Friday, 6:30 pm. I open the fridge, see the same leftovers I have eaten every day this week, and suggest we get take-out bun tofu, our comfort food. I’m too tired to cook.
Friday, 8:40pm. After returning with the food, we watch the movie Keanu on HBO. I think about stopping the movie to get my laptop and write a blog post but the kitchen table seems really far away and the dog is curled up, half on my lap and half on my arm. I consider, momentarily, asking my partner to get it for me, but I decide that is kinda ridiculous. Plus, I would still have to kick the dog off my lap to write. Oh well, one more missed day for the writing challenge.
Friday, 10:30pm. I am now up and take my laptop to bed, thinking I will at least get ahead of myself to write the post for Saturday. Dense knots start to appear inside my sinuses, my brain shuts down and I surrender to sleep.
Today, 12:00 am. I wake up, my throat burning with a dry cough. I’m hot but can’t get up to turn down the heat.
Today, 3:00-4:30 am. I alternate between coughing and tossing about, trying to get comfortable. My body is coursing with electric sensations and muscle fatigue. My heart is racing and I’m burning up. I manage to get out of bed to turn down the heater and get some Nin Jiom Pei Pa Koa cough medicine powder. I imagine the battle between white blood cells and the cold virus. I think, the virus will win if I stay amped up. I must relax. I try to master my mind with deep breathing and imagine sinking into the bed. Usually I don’t have any problem falling asleep, but my standard techniques are not working. My partner snores so loudly she wakes herself up. I start thinking the same thoughts over and over. I guess I won’t be doing my 5K in the morning. I listen to a half hour of my audio book and finally fall asleep when it’s over.

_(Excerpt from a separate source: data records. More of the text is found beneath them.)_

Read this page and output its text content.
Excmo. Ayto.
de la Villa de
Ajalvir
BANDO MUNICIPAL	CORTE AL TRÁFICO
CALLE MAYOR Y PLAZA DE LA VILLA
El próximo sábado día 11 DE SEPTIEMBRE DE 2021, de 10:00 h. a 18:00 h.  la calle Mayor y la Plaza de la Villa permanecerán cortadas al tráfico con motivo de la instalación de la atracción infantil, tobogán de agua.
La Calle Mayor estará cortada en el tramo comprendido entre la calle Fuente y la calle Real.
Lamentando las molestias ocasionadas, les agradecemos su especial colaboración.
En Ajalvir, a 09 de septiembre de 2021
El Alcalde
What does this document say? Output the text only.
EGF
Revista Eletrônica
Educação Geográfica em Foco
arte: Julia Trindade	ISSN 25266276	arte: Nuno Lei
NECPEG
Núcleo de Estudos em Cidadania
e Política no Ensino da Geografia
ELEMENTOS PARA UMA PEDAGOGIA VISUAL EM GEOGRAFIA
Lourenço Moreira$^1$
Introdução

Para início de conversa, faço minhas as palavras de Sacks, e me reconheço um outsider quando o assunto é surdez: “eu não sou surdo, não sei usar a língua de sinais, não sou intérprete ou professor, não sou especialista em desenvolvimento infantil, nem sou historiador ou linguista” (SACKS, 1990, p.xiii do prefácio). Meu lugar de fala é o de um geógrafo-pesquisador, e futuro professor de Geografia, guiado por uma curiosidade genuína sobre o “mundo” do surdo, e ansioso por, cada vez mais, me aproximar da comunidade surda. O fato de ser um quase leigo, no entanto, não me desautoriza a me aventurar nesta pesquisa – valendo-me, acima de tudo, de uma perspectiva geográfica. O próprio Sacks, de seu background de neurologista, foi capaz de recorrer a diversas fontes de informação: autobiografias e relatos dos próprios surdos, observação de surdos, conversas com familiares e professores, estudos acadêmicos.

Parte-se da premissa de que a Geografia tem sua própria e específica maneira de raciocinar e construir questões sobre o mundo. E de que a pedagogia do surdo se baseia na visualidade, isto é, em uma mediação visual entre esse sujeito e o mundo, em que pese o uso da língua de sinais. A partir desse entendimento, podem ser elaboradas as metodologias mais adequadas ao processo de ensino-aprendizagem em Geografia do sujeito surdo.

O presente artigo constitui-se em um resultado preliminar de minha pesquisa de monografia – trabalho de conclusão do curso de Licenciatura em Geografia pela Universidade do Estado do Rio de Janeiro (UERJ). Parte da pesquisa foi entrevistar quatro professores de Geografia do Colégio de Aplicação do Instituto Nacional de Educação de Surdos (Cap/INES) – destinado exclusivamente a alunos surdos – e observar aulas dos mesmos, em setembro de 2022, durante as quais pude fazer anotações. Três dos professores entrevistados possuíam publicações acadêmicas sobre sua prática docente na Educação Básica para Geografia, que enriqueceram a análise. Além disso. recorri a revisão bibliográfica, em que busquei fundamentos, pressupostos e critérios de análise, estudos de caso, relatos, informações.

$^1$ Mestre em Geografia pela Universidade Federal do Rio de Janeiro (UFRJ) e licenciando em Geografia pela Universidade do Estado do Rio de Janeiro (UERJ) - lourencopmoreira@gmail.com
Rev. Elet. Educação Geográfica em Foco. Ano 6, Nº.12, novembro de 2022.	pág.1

Today, 6:00 am. Sun is starting to make it’s way in through the wooden slats of the blinds. I hear birds. I’m still hot and I feel my mind switch back on. I think of the list of things I hoped to do today: 5K race, gardening, clean the house, start working on my resume and application for the award, dinner with friends and their new baby, just back from traveling. I try to sleep again but then my partner’s up and getting ready for work. I try the audio book again, but no luck. I text my friends I won’t make it to the race after all. Joey returns from his walk and curls up on my arm, with his head in my hand. I melt.
Today, 8:00 am. Stuck on Facebook. My partner makes me breakfast: vegetarian wonton soup with eggs. Now the sun is shining gloriously through the window and I think that maybe if I rest I can still get some of my to-do list done.
Today, 9:00 am. Back to bed. The brakes are on. I relax into the slowness and watch time slip through it like a black hole.